Earlier this year, an announcement was made that will make a significant impact on company brand image and the online reputation management for businesses. It was announced that 500 new Generic Top-Level Domains (gTLDs) would be available for purchase and use by the public. Not a big deal, except the fact that some of these newly-available domains include things like .sucks and .gripe and a number of other domain names that could cause very real trouble for the online reputations of companies.
Right now, businesses should focus on the .sucks domain. That’s because on April 1st, a 60-day “sunrise period” began allowing companies to buy up the .sucks domain associated with their company (i.e. homedepot.sucks, target.sucks, etc.) and thereby protect their brand image.
Providing an opportunity for companies to buy up their .sucks domain before the domain is open to the public sounds like a fair and good idea. Unfortunately, there’s a wrinkle in the road, that wrinkle being a company that’s making it difficult, not to mention unfairly expensive, for companies to buy their .sucks domain.
Canadian-owned Vox Populi Registry Ltd. was given the rights to manage the sale of the .sucks domain.
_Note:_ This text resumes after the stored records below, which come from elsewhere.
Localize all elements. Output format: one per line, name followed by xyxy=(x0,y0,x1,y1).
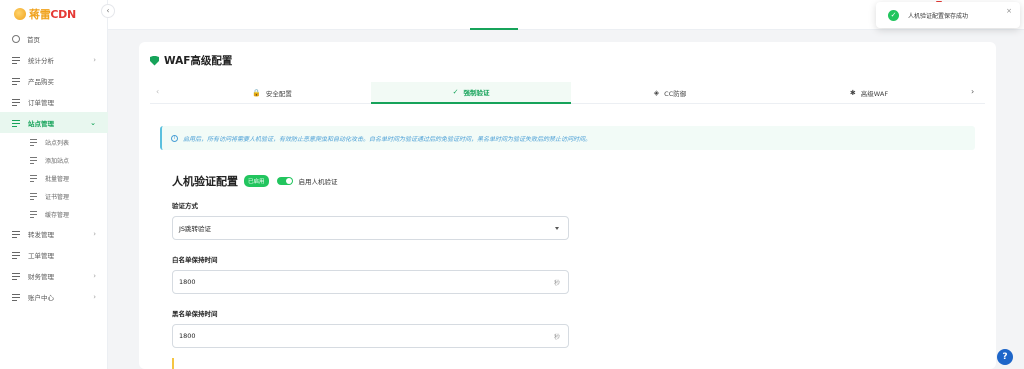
info-alert: i 启用后，所有访问将需要人机验证，有效防止恶意爬虫和自动化攻击。白名单时间为验… xyxy=(160,126,975,150)
gear-icon: ✱ xyxy=(849,89,856,97)
tab-bar: ‹ 🔒 安全配置 ✓ 强制验证 ◈ CC防御 ✱ 高级WAF › xyxy=(150,82,985,104)
caret-down-icon xyxy=(555,227,559,230)
unit-suffix: 秒 xyxy=(553,279,560,287)
sidebar-item-finance[interactable]: 财务管理 › xyxy=(0,265,108,286)
chevron-right-icon: › xyxy=(93,229,96,238)
waf-config-card: WAF高级配置 ‹ 🔒 安全配置 ✓ 强制验证 ◈ CC防御 ✱ 高级WAF ›… xyxy=(139,42,996,369)
input-value: 1800 xyxy=(179,332,196,340)
chevron-right-icon: › xyxy=(93,55,96,64)
sidebar-subitem-cache[interactable]: 缓存管理 xyxy=(0,205,108,223)
sidebar-item-label: 首页 xyxy=(27,35,40,44)
toast-message: 人机验证配置保存成功 xyxy=(908,12,969,20)
brand-logo[interactable]: 蒋雷CDN xyxy=(14,6,76,22)
tab-next-arrow[interactable]: › xyxy=(971,87,974,96)
sidebar-item-label: 账户中心 xyxy=(28,293,54,302)
sidebar-subitem-label: 证书管理 xyxy=(45,193,70,201)
sidebar-item-purchase[interactable]: 产品购买 xyxy=(0,70,108,91)
chevron-right-icon: › xyxy=(93,292,96,301)
logo-icon xyxy=(14,8,26,20)
tab-cc-defense[interactable]: ◈ CC防御 xyxy=(570,82,770,104)
list-icon xyxy=(30,210,38,218)
sidebar-subitem-add-site[interactable]: 添加站点 xyxy=(0,151,108,169)
tab-label: 强制验证 xyxy=(463,89,490,97)
sidebar-item-forwarding[interactable]: 转发管理 › xyxy=(0,223,108,244)
toast-close-button[interactable]: × xyxy=(1006,7,1012,15)
tab-label: 高级WAF xyxy=(860,90,889,98)
sidebar: 蒋雷CDN 首页 统计分析 › 产品购买 订单管理 站点管理 ⌄ 站点列表 添加… xyxy=(0,0,108,369)
alert-text: 启用后，所有访问将需要人机验证，有效防止恶意爬虫和自动化攻击。白名单时间为验证通… xyxy=(183,135,592,143)
list-icon xyxy=(12,251,21,259)
sidebar-subitem-label: 添加站点 xyxy=(45,157,70,165)
brand-name: 蒋雷CDN xyxy=(29,8,76,21)
list-icon xyxy=(12,293,21,301)
sidebar-subitem-label: 站点列表 xyxy=(45,139,70,147)
sidebar-item-label: 订单管理 xyxy=(28,98,54,107)
list-icon xyxy=(30,174,38,182)
lock-icon: 🔒 xyxy=(252,89,261,97)
sidebar-subitem-batch[interactable]: 批量管理 xyxy=(0,169,108,187)
page-title: WAF高级配置 xyxy=(150,53,232,68)
status-badge: 已启用 xyxy=(244,175,269,187)
warning-alert-edge xyxy=(172,358,174,369)
list-icon xyxy=(30,192,38,200)
blacklist-duration-input[interactable]: 1800 秒 xyxy=(172,324,569,348)
sidebar-item-label: 产品购买 xyxy=(28,77,54,86)
sidebar-collapse-button[interactable]: ‹ xyxy=(101,4,115,18)
whitelist-label: 白名单保持时间 xyxy=(172,256,218,264)
sidebar-item-statistics[interactable]: 统计分析 › xyxy=(0,49,108,70)
tab-prev-arrow[interactable]: ‹ xyxy=(156,87,159,96)
select-value: JS跳转验证 xyxy=(179,225,212,233)
check-circle-icon: ✓ xyxy=(888,9,899,21)
list-icon xyxy=(12,230,21,238)
help-button[interactable]: ? xyxy=(997,349,1013,365)
sidebar-item-account[interactable]: 账户中心 › xyxy=(0,286,108,307)
list-icon xyxy=(30,156,38,164)
chevron-right-icon: › xyxy=(93,271,96,280)
list-icon xyxy=(12,98,21,106)
tab-advanced-waf[interactable]: ✱ 高级WAF xyxy=(769,82,969,104)
blacklist-label: 黑名单保持时间 xyxy=(172,310,218,318)
captcha-toggle[interactable] xyxy=(276,177,293,185)
sidebar-item-home[interactable]: 首页 xyxy=(0,28,108,49)
sidebar-item-label: 工单管理 xyxy=(28,251,54,260)
page-title-text: WAF高级配置 xyxy=(164,55,233,67)
shield-check-icon: ✓ xyxy=(452,88,459,96)
tab-security[interactable]: 🔒 安全配置 xyxy=(172,82,372,104)
active-indicator xyxy=(470,28,518,30)
shield-icon: ◈ xyxy=(653,89,660,97)
section-header: 人机验证配置 已启用 启用人机验证 xyxy=(172,173,338,189)
globe-icon xyxy=(12,34,20,43)
list-icon xyxy=(12,272,21,280)
shield-icon xyxy=(150,55,159,66)
input-value: 1800 xyxy=(179,278,196,286)
sidebar-item-orders[interactable]: 订单管理 xyxy=(0,91,108,112)
tab-label: CC防御 xyxy=(664,90,687,98)
method-label: 验证方式 xyxy=(172,202,198,210)
sidebar-item-label: 转发管理 xyxy=(28,230,54,239)
unit-suffix: 秒 xyxy=(553,333,560,341)
sidebar-item-tickets[interactable]: 工单管理 xyxy=(0,244,108,265)
list-icon xyxy=(12,119,21,127)
section-title: 人机验证配置 xyxy=(172,175,238,188)
chevron-down-icon: ⌄ xyxy=(90,118,96,127)
sidebar-item-sites[interactable]: 站点管理 ⌄ xyxy=(0,112,108,133)
sidebar-subitem-label: 缓存管理 xyxy=(45,211,70,219)
sidebar-subitem-label: 批量管理 xyxy=(45,175,70,183)
tab-forced-verification[interactable]: ✓ 强制验证 xyxy=(371,82,571,104)
list-icon xyxy=(12,77,21,85)
list-icon xyxy=(30,138,38,146)
sidebar-subitem-site-list[interactable]: 站点列表 xyxy=(0,133,108,151)
sidebar-item-label: 财务管理 xyxy=(28,272,54,281)
tab-label: 安全配置 xyxy=(265,90,292,98)
whitelist-duration-input[interactable]: 1800 秒 xyxy=(172,270,569,294)
verification-method-select[interactable]: JS跳转验证 xyxy=(172,216,569,240)
sidebar-nav: 首页 统计分析 › 产品购买 订单管理 站点管理 ⌄ 站点列表 添加站点 批量管… xyxy=(0,28,108,307)
toggle-label: 启用人机验证 xyxy=(298,178,338,186)
sidebar-item-label: 统计分析 xyxy=(28,56,54,65)
list-icon xyxy=(12,56,21,64)
sidebar-item-label: 站点管理 xyxy=(28,119,54,128)
success-toast: ✓ 人机验证配置保存成功 × xyxy=(876,2,1020,28)
info-icon: i xyxy=(171,134,178,142)
sidebar-subitem-certs[interactable]: 证书管理 xyxy=(0,187,108,205)
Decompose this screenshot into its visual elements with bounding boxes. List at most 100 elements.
However, how they are managing this responsibility has recently fallen into question. Currently, Vox Populi is charging trademark holders up to $2,499 (U.S.) per year to have control over their .sucks domain.
Companies and the IP community have protested about Vox’s pricing, which is about 10 times more expensive than what the price will be for .sucks domains once they are open to the public. What is perhaps worse is the fact that Vox plans to subsidize .sucks domains for $9.99 to interested parties on the third-party bulletin board, Everything.Sucks, which strikes of extortion.
So, in this situation, what should companies do?
Many big brands have given in and taken the ‘rather than safe than sorry’ route by buying up the .sucks domain associated with their brand.
It’s unfortunate that when working to obtain their .sucks domain, companies have little leeway other than dealing with Vox Populi. At this point, it’s doubtful whether that will change during this sunrise period.
Therefore, for those companies that want to assure that their brand remains intact and that no .sucks websites suddenly appear in their Google ranking that criticize their business, it’s best that they purchase their .sucks domain, despite the exorbitant cost.
When it comes to protecting your brand against a viable online reputation threat, it’s important to act rationally and preventatively despite the unpleasantness of giving in to extortion.